XXXVII-(masih) Liburan Hari Kedua

850 69 0
                                    

Jadi setelah selesai dengan permainan yang menyenangkan keduanya setuju untuk beristirahat, menghindari ombak dari jarak yang mereka perkirakan sendiri. Jadi, petang ini hamparan pasir putih menyaksikan bagaimana keduanya terdiam cukup lama. Sama-sama menatap hamparan laut yang terbentang luas.

Kini pandangan Sasi mengarah pada perempuan asing yang rambutnya dikepang rapi.

“kamu mau seperti itu?” Sasi tersentak kaget, menatap Fahri yang kini menatap objek yang sama.

“nggak.”

“tapi kamu memandanginya terus.”

Sasi tersenyum kikuk, mengusap belakang lehernya.

“saya bisa mengepang.”

“iya?”

Fahri mengangguk. “iya, kamu tidak percaya?”

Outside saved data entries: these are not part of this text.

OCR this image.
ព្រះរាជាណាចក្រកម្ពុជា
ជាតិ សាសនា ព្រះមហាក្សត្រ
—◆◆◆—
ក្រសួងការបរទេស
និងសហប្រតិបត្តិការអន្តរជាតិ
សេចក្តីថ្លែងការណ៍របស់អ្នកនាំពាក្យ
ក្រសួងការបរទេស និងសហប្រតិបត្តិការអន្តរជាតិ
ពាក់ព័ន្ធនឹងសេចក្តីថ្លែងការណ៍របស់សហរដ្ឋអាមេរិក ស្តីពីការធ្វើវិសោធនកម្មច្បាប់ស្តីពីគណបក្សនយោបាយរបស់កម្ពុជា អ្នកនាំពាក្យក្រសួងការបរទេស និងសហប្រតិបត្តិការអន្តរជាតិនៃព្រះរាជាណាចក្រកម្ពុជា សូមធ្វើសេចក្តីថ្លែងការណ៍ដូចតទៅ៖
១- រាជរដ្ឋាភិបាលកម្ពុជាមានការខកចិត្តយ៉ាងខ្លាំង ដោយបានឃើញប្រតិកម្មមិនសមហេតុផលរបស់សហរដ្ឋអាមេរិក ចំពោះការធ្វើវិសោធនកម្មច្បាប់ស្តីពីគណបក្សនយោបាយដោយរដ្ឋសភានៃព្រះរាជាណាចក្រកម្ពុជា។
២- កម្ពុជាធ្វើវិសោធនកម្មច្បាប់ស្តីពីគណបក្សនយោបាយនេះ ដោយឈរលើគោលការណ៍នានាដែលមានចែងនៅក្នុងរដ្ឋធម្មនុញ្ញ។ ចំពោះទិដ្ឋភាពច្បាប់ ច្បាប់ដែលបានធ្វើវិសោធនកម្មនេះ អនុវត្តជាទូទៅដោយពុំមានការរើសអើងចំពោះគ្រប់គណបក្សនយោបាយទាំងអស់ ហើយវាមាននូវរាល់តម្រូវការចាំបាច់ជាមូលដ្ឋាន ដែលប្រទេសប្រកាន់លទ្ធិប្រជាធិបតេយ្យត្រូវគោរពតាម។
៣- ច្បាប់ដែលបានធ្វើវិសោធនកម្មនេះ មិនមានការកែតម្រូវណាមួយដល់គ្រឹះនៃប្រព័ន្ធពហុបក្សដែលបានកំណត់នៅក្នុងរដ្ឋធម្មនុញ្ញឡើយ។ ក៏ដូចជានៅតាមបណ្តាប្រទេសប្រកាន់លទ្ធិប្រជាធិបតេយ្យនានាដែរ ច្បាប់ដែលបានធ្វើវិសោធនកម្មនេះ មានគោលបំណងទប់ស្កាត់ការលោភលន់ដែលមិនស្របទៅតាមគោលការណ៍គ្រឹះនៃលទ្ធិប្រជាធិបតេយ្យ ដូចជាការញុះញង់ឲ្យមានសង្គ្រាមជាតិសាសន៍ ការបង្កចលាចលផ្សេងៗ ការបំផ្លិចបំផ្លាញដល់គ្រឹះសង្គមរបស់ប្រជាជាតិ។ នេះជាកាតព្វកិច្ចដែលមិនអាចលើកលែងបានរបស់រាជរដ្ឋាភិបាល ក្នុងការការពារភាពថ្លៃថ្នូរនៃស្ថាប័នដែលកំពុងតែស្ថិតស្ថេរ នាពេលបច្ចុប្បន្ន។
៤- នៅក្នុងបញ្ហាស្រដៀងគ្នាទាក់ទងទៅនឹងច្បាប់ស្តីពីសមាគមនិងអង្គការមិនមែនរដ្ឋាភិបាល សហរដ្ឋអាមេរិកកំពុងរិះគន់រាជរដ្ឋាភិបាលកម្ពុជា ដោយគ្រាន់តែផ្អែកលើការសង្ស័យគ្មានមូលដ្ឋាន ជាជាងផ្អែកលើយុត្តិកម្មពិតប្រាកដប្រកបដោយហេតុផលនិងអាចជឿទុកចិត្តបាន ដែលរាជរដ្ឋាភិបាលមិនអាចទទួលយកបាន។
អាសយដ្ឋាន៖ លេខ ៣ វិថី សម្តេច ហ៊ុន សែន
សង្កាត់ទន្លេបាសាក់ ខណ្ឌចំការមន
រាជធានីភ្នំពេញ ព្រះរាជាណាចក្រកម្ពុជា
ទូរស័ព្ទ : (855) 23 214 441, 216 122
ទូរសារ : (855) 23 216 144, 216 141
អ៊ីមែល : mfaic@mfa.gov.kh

“bukan nggak percaya laki-laki bisa mengepang rambut, tapi kamu yang saya nggak percaya.”

Fahri menyentuh kedua pundaknya, memutar tubuhnya. Cukup membuat Sasi terdiam cukup lama karena terkejut.

“saya buktikan.” perlahan Fahri melepas ikatan rambut Sasi, membuat rambut Sasi tergerai begitu saja. Hitam dan halus, kata yang sesuai dengan apa yang Fahri lihat.

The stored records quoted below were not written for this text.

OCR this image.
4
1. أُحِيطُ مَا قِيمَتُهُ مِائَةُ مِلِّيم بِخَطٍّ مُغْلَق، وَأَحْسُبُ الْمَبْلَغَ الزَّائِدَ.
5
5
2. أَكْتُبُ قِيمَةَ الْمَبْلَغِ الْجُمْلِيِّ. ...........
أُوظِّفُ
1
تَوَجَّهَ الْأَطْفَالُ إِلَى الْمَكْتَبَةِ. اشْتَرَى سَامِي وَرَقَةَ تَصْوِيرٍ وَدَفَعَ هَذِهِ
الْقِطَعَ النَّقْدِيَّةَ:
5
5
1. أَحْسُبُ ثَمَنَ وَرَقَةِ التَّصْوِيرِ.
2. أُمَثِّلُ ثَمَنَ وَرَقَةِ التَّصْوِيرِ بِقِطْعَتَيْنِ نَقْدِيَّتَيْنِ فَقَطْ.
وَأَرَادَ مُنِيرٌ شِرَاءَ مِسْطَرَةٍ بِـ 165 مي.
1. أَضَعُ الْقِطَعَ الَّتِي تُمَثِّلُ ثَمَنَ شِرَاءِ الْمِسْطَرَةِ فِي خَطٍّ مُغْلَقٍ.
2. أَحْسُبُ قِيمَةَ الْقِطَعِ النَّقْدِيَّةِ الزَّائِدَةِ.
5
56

“rambut kamu bagus.” pujinya pelan tanpa Fahri duga.

Perlahan Fahri mulai mengepang rambutnya, Sasi pasrah. Diam adalah jalan terbaik ketika ia tahu jika dirinya tidak bisa bertindak banyak, seperti ini saja sudah membuat jantungnya berdebar kencang juga wajahnya terasa panas. Bukan cuaca, tapi tubuhnya.

Lima belas menit Fahri masih sibuk memainkan rambut Sasi, selama itu pula Sasi tidak bergerak layaknya patung. Ia hanya mengerakkan kepalanya jika dibawah intruksi Fahri, selebihnya ia kaku.

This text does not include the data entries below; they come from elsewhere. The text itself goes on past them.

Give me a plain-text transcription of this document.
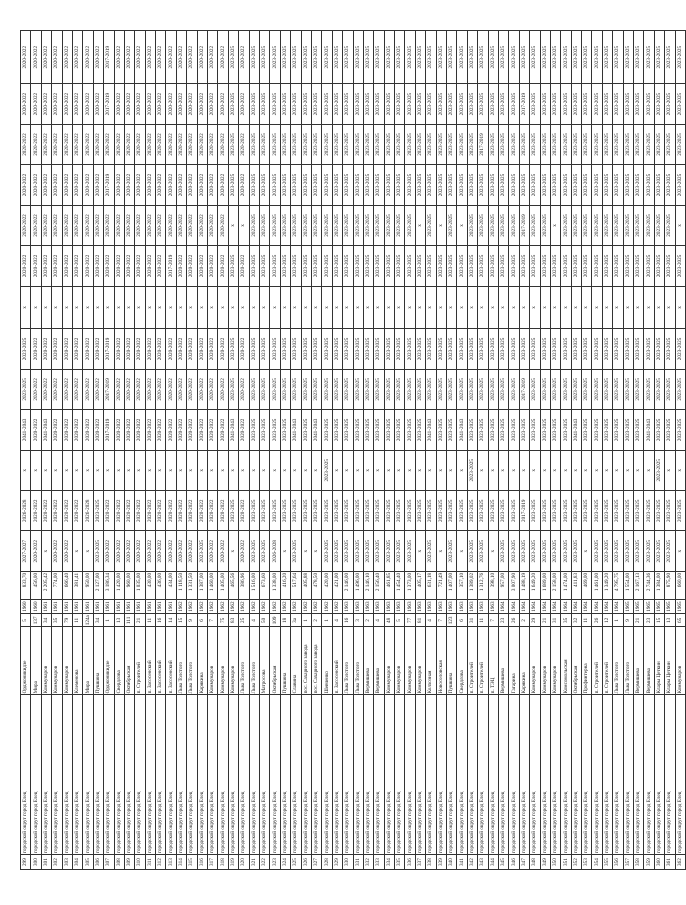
299	городской округ город Елец	Орджоникидзе	5	1960	833,70	2027-2027	2026-2028	x	2041-2043	2023-2025	2023-2025	x	2020-2022	2020-2022	2020-2022	2020-2022	2020-2022	2020-2022
300	городской округ город Елец	Мира	137	1960	456,00	2020-2022	2020-2022	x	2020-2022	2020-2022	2020-2022	x	2020-2022	2020-2022	2020-2022	2020-2022	2020-2022	2020-2022
301	городской округ город Елец	Коммунаров	34	1961	2 205,42	x	2020-2022	x	2041-2043	2020-2022	2020-2022	x	2020-2022	2020-2022	2020-2022	2020-2022	2020-2022	2020-2022
302	городской округ город Елец	Коммунаров	35	1961	774,00	2020-2022	2020-2022	x	2020-2022	2020-2022	2020-2022	x	2020-2022	2020-2022	2020-2022	2020-2022	2020-2022	2020-2022
303	городской округ город Елец	Коммунаров	79	1961	666,40	2020-2022	2020-2022	x	2020-2022	2020-2022	2020-2022	x	2020-2022	2020-2022	2020-2022	2020-2022	2020-2022	2020-2022
304	городской округ город Елец	Клеменова	11	1961	381,41	x	2020-2022	x	2020-2022	2020-2022	2020-2022	x	2020-2022	2020-2022	2020-2022	2020-2022	2020-2022	2020-2022
305	городской округ город Елец	Мира	124а	1961	950,00	x	2026-2028	x	2020-2022	2020-2022	2020-2022	x	2020-2022	2020-2022	2020-2022	2020-2022	2020-2022	2020-2022
306	городской округ город Елец	Пушкина	34	1961	2 127,00	2023-2025	2023-2025	x	2020-2022	2020-2022	2020-2022	x	2020-2022	2020-2022	2020-2022	2020-2022	2020-2022	2020-2022
307	городской округ город Елец	Орджоникидзе	1	1961	3 186,34	2020-2022	2020-2022	x	2017-2019	2017-2019	2017-2019	x	2020-2022	2020-2022	2017-2019	2020-2022	2017-2019	2017-2019
308	городской округ город Елец	Свердлова	13	1961	1 420,00	2020-2022	2020-2022	x	2020-2022	2020-2022	2020-2022	x	2020-2022	2020-2022	2020-2022	2020-2022	2020-2022	2020-2022
309	городской округ город Елец	Октябрьская	111	1961	960,00	2020-2022	2020-2022	x	2020-2022	2020-2022	2020-2022	x	2020-2022	2020-2022	2020-2022	2020-2022	2020-2022	2020-2022
310	городской округ город Елец	п. Строителей	21	1961	1 035,00	2020-2022	2020-2022	x	2020-2022	2020-2022	2020-2022	x	2020-2022	2020-2022	2020-2022	2020-2022	2020-2022	2020-2022
311	городской округ город Елец	п. Засосенский	11	1961	430,00	2020-2022	2020-2022	x	2020-2022	2020-2022	2020-2022	x	2020-2022	2020-2022	2020-2022	2020-2022	2020-2022	2020-2022
312	городской округ город Елец	п. Засосенский	16	1961	436,00	2020-2022	2020-2022	x	2020-2022	2020-2022	2020-2022	x	2020-2022	2020-2022	2020-2022	2020-2022	2020-2022	2020-2022
313	городской округ город Елец	п. Засосенский	14	1961	434,00	2020-2022	2020-2022	x	2020-2022	2020-2022	2020-2022	x	2017-2019	2020-2022	2020-2022	2020-2022	2020-2022	2020-2022
314	городской округ город Елец	Льва Толстого	15	1962	1 118,50	2020-2022	2020-2022	x	2020-2022	2020-2022	2020-2022	x	2020-2022	2020-2022	2020-2022	2020-2022	2020-2022	2020-2022
315	городской округ город Елец	Льва Толстого	9	1962	1 331,50	2020-2022	2020-2022	x	2020-2022	2020-2022	2020-2022	x	2020-2022	2020-2022	2020-2022	2020-2022	2020-2022	2020-2022
316	городской округ город Елец	Карякина	6	1962	1 387,00	2023-2025	2020-2022	x	2020-2022	2020-2022	2020-2022	x	2020-2022	2020-2022	2020-2022	2020-2022	2020-2022	2020-2022
317	городской округ город Елец	Коммунаров	7	1962	1 460,00	2020-2022	2020-2022	x	2020-2022	2020-2022	2020-2022	x	2020-2022	2020-2022	2020-2022	2020-2022	2020-2022	2020-2022
318	городской округ город Елец	Коммунаров	75	1962	1 405,00	2020-2022	2020-2022	x	2020-2022	2020-2022	2020-2022	x	2020-2022	2020-2022	2020-2022	2020-2022	2020-2022	2020-2022
319	городской округ город Елец	Коммунаров	83	1962	465,56	x	2023-2025	x	2041-2043	2023-2025	2023-2025	x	2023-2025	x	2023-2025	2023-2025	2023-2025	2023-2025
320	городской округ город Елец	Льва Толстого	25	1962	386,96	2020-2022	2020-2022	x	2020-2022	2020-2022	2020-2022	x	2020-2022	x	2020-2022	2020-2022	2020-2022	2020-2022
321	городской округ город Елец	Льва Толстого	4	1962	1 516,00	2023-2025	2023-2025	x	2023-2025	2023-2025	2023-2025	x	2023-2025	2023-2025	2023-2025	2023-2025	2023-2025	2023-2025
322	городской округ город Елец	Матросова	50	1962	673,60	2023-2025	2023-2025	x	2023-2025	2023-2025	2023-2025	x	2023-2025	2023-2025	2023-2025	2023-2025	2023-2025	2023-2025
323	городской округ город Елец	Октябрьская	109	1962	1 338,00	2026-2028	2023-2025	x	2023-2025	2023-2025	2023-2025	x	2023-2025	2023-2025	2023-2025	2023-2025	2023-2025	2023-2025
324	городской округ город Елец	Пушкина	18	1962	416,20	x	2023-2025	x	2023-2025	2023-2025	2023-2025	x	2023-2025	2023-2025	2023-2025	2023-2025	2023-2025	2023-2025
325	городской округ город Елец	Славина	3а	1962	517,64	2023-2025	2023-2025	x	2041-2043	2023-2025	2023-2025	x	2023-2025	2023-2025	2023-2025	2023-2025	2023-2025	2023-2025
326	городской округ город Елец	пос. Сахарного завода	1	1962	405,88	x	2023-2025	x	2023-2025	2023-2025	2023-2025	x	2023-2025	2023-2025	2023-2025	2023-2025	2023-2025	2023-2025
327	городской округ город Елец	пос. Сахарного завода	2	1962	478,50	x	2023-2025	x	2041-2043	2023-2025	2023-2025	x	2023-2025	2023-2025	2023-2025	2023-2025	2023-2025	2023-2025
328	городской округ город Елец	Шевченко	1	1962	420,00	2023-2025	2023-2025	2023-2025	2023-2025	2023-2025	2023-2025	x	2023-2025	2023-2025	2023-2025	2023-2025	2023-2025	2023-2025
329	городской округ город Елец	п. Засосенский	4	1962	421,00	2023-2025	2023-2025	x	2023-2025	2023-2025	2023-2025	x	2023-2025	2023-2025	2023-2025	2023-2025	2023-2025	2023-2025
330	городской округ город Елец	Льва Толстого	16	1963	2 146,00	2023-2025	2023-2025	x	2023-2025	2023-2025	2023-2025	x	2023-2025	2023-2025	2023-2025	2023-2025	2023-2025	2023-2025
331	городской округ город Елец	Льва Толстого	3	1963	1 496,00	2023-2025	2023-2025	x	2023-2025	2023-2025	2023-2025	x	2023-2025	2023-2025	2023-2025	2023-2025	2023-2025	2023-2025
332	городской округ город Елец	Вермишева	2	1963	2 146,10	2023-2025	2023-2025	x	2023-2025	2023-2025	2023-2025	x	2023-2025	2023-2025	2023-2025	2023-2025	2023-2025	2023-2025
333	городской округ город Елец	Вермишева	4	1963	2 156,40	2023-2025	2023-2025	x	2023-2025	2023-2025	2023-2025	x	2023-2025	2023-2025	2023-2025	2023-2025	2023-2025	2023-2025
334	городской округ город Елец	Коммунаров	48	1963	461,85	2023-2025	2023-2025	x	2023-2025	2023-2025	2023-2025	x	2023-2025	2023-2025	2023-2025	2023-2025	2023-2025	2023-2025
335	городской округ город Елец	Коммунаров	5	1963	1 454,40	2023-2025	2023-2025	x	2023-2025	2023-2025	2023-2025	x	2023-2025	2023-2025	2023-2025	2023-2025	2023-2025	2023-2025
336	городской округ город Елец	Коммунаров	77	1963	1 373,00	2023-2025	2023-2025	x	2023-2025	2023-2025	2023-2025	x	2023-2025	2023-2025	2023-2025	2023-2025	2023-2025	2023-2025
337	городской округ город Елец	Коммунаров	81	1963	405,17	x	2023-2025	x	2023-2025	2023-2025	2023-2025	x	2023-2025	x	2023-2025	2023-2025	2023-2025	2023-2025
338	городской округ город Елец	Колхозная	4	1963	631,18	2023-2025	2023-2025	x	2041-2043	2023-2025	2023-2025	x	2023-2025	2023-2025	2023-2025	2023-2025	2023-2025	2023-2025
339	городской округ город Елец	Новоселовская	7	1963	721,49	x	2023-2025	x	2023-2025	2023-2025	2023-2025	x	2023-2025	x	2023-2025	2023-2025	2023-2025	2023-2025
340	городской округ город Елец	Пушкина	123	1963	1 407,00	2023-2025	2023-2025	x	2023-2025	2023-2025	2023-2025	x	2023-2025	2023-2025	2023-2025	2023-2025	2023-2025	2023-2025
341	городской округ город Елец	Свердлова	6	1963	357,10	x	2023-2025	x	2041-2043	2023-2025	2023-2025	x	2023-2025	x	2023-2025	2023-2025	2023-2025	2023-2025
342	городской округ город Елец	п. Строителей	31	1963	1 389,02	2023-2025	2023-2025	2023-2025	2023-2025	2023-2025	2023-2025	x	2023-2025	2023-2025	2023-2025	2023-2025	2023-2025	2023-2025
343	городской округ город Елец	п. Строителей	11	1963	1 312,76	2023-2025	2023-2025	x	2023-2025	2023-2025	2023-2025	x	2023-2025	2023-2025	2023-2025	2017-2019	2023-2025	2023-2025
344	городской округ город Елец	п. ТЭЦ	7	1963	398,10	x	2023-2025	x	2023-2025	2023-2025	2023-2025	x	2023-2025	2023-2025	2023-2025	2023-2025	2023-2025	2023-2025
345	городской округ город Елец	Вермишева	23	1964	957,00	2023-2025	2023-2025	x	2023-2025	2023-2025	2023-2025	x	2023-2025	2023-2025	2023-2025	2023-2025	2023-2025	2023-2025
346	городской округ город Елец	Гагарина	26	1964	3 007,90	2023-2025	2023-2025	x	2023-2025	2023-2025	2023-2025	x	2023-2025	2023-2025	2023-2025	2023-2025	2023-2025	2023-2025
347	городской округ город Елец	Карякина	2	1964	1 488,19	2023-2025	2017-2019	x	2023-2025	2017-2019	2023-2025	x	2023-2025	2017-2019	2023-2025	2023-2025	2017-2019	2023-2025
348	городской округ город Елец	Коммунаров	29	1964	1 649,20	2023-2025	2023-2025	x	2023-2025	2023-2025	2023-2025	x	2023-2025	2023-2025	2023-2025	2023-2025	2023-2025	2023-2025
349	городской округ город Елец	Коммунаров	21	1964	1 689,00	2023-2025	2023-2025	x	2023-2025	2023-2025	2023-2025	x	2023-2025	2023-2025	2023-2025	2023-2025	2023-2025	2023-2025
350	городской округ город Елец	Коммунаров	31	1964	2 158,00	2023-2025	2023-2025	x	2023-2025	2023-2025	2023-2025	x	2023-2025	x	2023-2025	2023-2025	2023-2025	2023-2025
351	городской округ город Елец	Комсомольская	35	1964	1 474,00	2023-2025	2023-2025	x	2023-2025	2023-2025	2023-2025	x	2023-2025	2023-2025	2023-2025	2023-2025	2023-2025	2023-2025
352	городской округ город Елец	Октябрьская	32	1964	411,83	2023-2025	2023-2025	x	2041-2043	2023-2025	2023-2025	x	2023-2025	2023-2025	2023-2025	2023-2025	2023-2025	2023-2025
353	городской округ город Елец	Профинтерна	11	1964	469,00	x	2023-2025	x	2023-2025	2023-2025	2023-2025	x	2023-2025	2023-2025	2023-2025	2023-2025	2023-2025	2023-2025
354	городской округ город Елец	п. Строителей	26	1964	1 461,00	2023-2025	2023-2025	x	2023-2025	2023-2025	2023-2025	x	2023-2025	2023-2025	2023-2025	2023-2025	2023-2025	2023-2025
355	городской округ город Елец	п. Строителей	12	1964	1 349,20	2023-2025	2023-2025	x	2023-2025	2023-2025	2023-2025	x	2023-2025	2023-2025	2023-2025	2023-2025	2023-2025	2023-2025
356	городской округ город Елец	Льва Толстого	1	1964	4 795,75	2023-2025	2023-2025	x	2023-2025	2023-2025	2023-2025	x	2023-2025	2023-2025	2023-2025	2023-2025	2023-2025	2023-2025
357	городской округ город Елец	Льва Толстого	9	1965	1 554,00	2023-2025	2023-2025	x	2023-2025	2023-2025	2023-2025	x	2023-2025	2023-2025	2023-2025	2023-2025	2023-2025	2023-2025
358	городской округ город Елец	Вермишева	21	1965	2 167,13	2023-2025	2023-2025	x	2023-2025	2023-2025	2023-2025	x	2023-2025	2023-2025	2023-2025	2023-2025	2023-2025	2023-2025
359	городской округ город Елец	Вермишева	23	1965	2 744,36	2023-2025	2023-2025	x	2041-2043	2023-2025	2023-2025	x	2023-2025	2023-2025	2023-2025	2023-2025	2023-2025	2023-2025
360	городской округ город Елец	Клары Цеткин	15	1965	1 384,00	2023-2025	2023-2025	2023-2025	2023-2025	2023-2025	2023-2025	x	2023-2025	2023-2025	2023-2025	2023-2025	2023-2025	2023-2025
361	городской округ город Елец	Клары Цеткин	13	1965	875,90	2023-2025	2023-2025	x	2023-2025	2023-2025	2023-2025	x	2023-2025	2023-2025	2023-2025	2023-2025	2023-2025	2023-2025
362	городской округ город Елец	Коммунаров	65	1965	660,00	x	2023-2025	x	2023-2025	2023-2025	2023-2025	x	2023-2025	x	2023-2025	2023-2025	2023-2025	2023-2025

“Selesai.” barulah Sasi merilekskan tubuhnya, perlahan meraba rambutnya.

“kamu kenapa?”

hah?”

wajah kamu memerah.” Sasi memegangi kedua pipinya cepat, merasakan wajahnya benar-benar panas. Sekarang ia pasti terlihat memalukan.

“saya kepanasan.” kilahnya, meski Fahri tidak mengetahui panas yang Sasi maksud namun Fahri tetap mengangguk.

“saya nggak yakin, tapi terimakasih.” ucap Sasi dengan unjuk gigi, kini keduanya kembali seperti semula. Menatap hamparan laut yang luas terbentang.

“kamu hanya perlu yakin saya tidak membuatnya berantakan.”

Sasi tersenyum tipis. “ya, saya harap

Keduanya kembali tenggelam dalam keheningan, matahari mulai terbenam. Dimana kejadian itulah yang paling ditunggu setiap insan yang menghabiskan waktunya dipantai. Sunset.

Sasi tersenyum lebar, berdecak kagum.

“indah.” ucap Fahri, tanpa sadar menatap Sasi yang masih memandang ke depan.

“ya..” perlahan Sasi menatapnya hingga pandangan keduanya bertemu pada satu titik. “tapi dari terbenamnya matahari kita semua diajarkan kehilangan.”

“ya, matahari mengajarkan semua yang datang akan pergi. Entah kepergian itu membawa kebahagiaan maupun luka. Semua yang terjadi akan selalu terkenang.”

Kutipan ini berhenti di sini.